Last year, Congressman Bill Goodling (R-PA), Chairman of the Education Workforce Committee, asked for HSLDA’s input in the redrafting of the ESEA. We accepted this invitation and have been able to recommend significant changes to this year’s reauthorization bills. Several other conservative organizations also contributed to the drafting process including Family Research Council, Concerned Women for America, Christian Coalition, and the American Association of Christian Schools.

The House Version

On the House side, the ESEA was broken into four bills: The Straight A’s bill, the Teacher Empowerment Act (H.R. 1995), Students Results Act (H.R. 2) and the OPTIONS bill (H.R. 4141).

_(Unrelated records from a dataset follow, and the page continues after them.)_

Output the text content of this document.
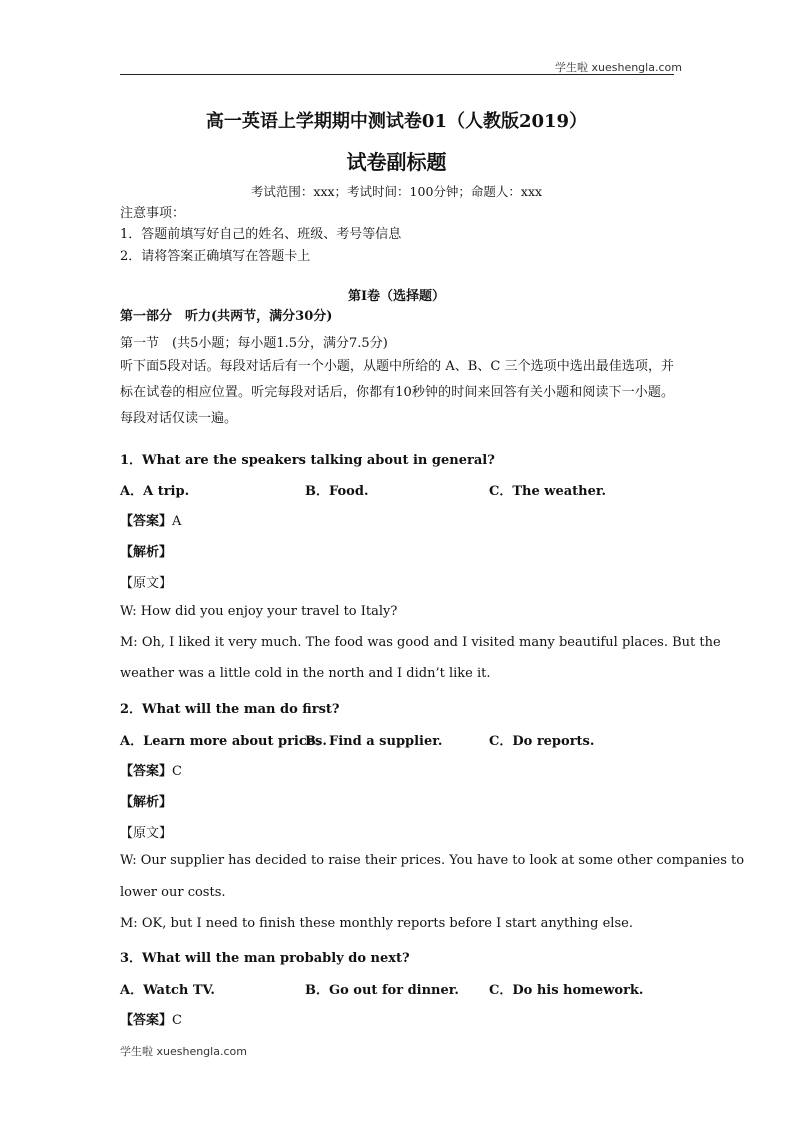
学生啦 xueshengla.com
高一英语上学期期中测试卷01（人教版2019）
试卷副标题
考试范围：xxx；考试时间：100分钟；命题人：xxx
注意事项：
1．答题前填写好自己的姓名、班级、考号等信息
2．请将答案正确填写在答题卡上
第I卷（选择题）
第一部分　听力(共两节，满分30分)
第一节　(共5小题；每小题1.5分，满分7.5分)
听下面5段对话。每段对话后有一个小题，从题中所给的 A、B、C 三个选项中选出最佳选项，并标在试卷的相应位置。听完每段对话后，你都有10秒钟的时间来回答有关小题和阅读下一小题。每段对话仅读一遍。
1．What are the speakers talking about in general?
A．A trip.	B．Food.	C．The weather.
【答案】A
【解析】
【原文】
W: How did you enjoy your travel to Italy?
M: Oh, I liked it very much. The food was good and I visited many beautiful places. But the
weather was a little cold in the north and I didn’t like it.
2．What will the man do first?
A．Learn more about prices.
B．Find a supplier.	C．Do reports.
【答案】C
【解析】
【原文】
W: Our supplier has decided to raise their prices. You have to look at some other companies to
lower our costs.
M: OK, but I need to finish these monthly reports before I start anything else.
3．What will the man probably do next?
A．Watch TV.	B．Go out for dinner. C．Do his homework.
【答案】C
学生啦 xueshengla.com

The first, Straight A’s, would allow up to 15 states maximum flexibility in how they use federal K–12 funds and eliminate federal strings from many failed education programs. The Teacher Empowerment Act would narrow federal education spending. At HSLDA’s Proclaim Liberty Rally last September, nearly 2000 home schoolers visited their congressmen in support of these two measures, significantly contributing to their passage.

The Students Results Act directs aid to students from low-income families. This program’s “strings” might be avoided by 15 states that may opt out under the proposed Straight A’s Act. HSLDA did not support the Students Results Act.

Lastly, the OPTIONS Act was introduced in 2000 and the Education and Workforce Committee passed it in early April. OPTIONS is now headed for the House floor. The OPTIONS bill includes important home school exemptions and protections for parental rights. Specifically, the act eliminates the remaining portions of Goals 2000 (including the goals panel and the Goals themselves), strikes all references to School-to-Work, exempts home schoolers from the Gun-Free School Zone language, prohibits development of a national test, and forbids national teacher certification development.

The Senate Version

On the Senate side, Republicans decided to keep the ESEA together as one huge bill (S. 2). Most of the Straight A’s bill and The Teacher Empowerment Act were included in the Senate’s version of the ESEA. Furthermore, many parts of the House OPTIONS bill are included. HSLDA is working to include other key amendments to be introduced from the Senate floor.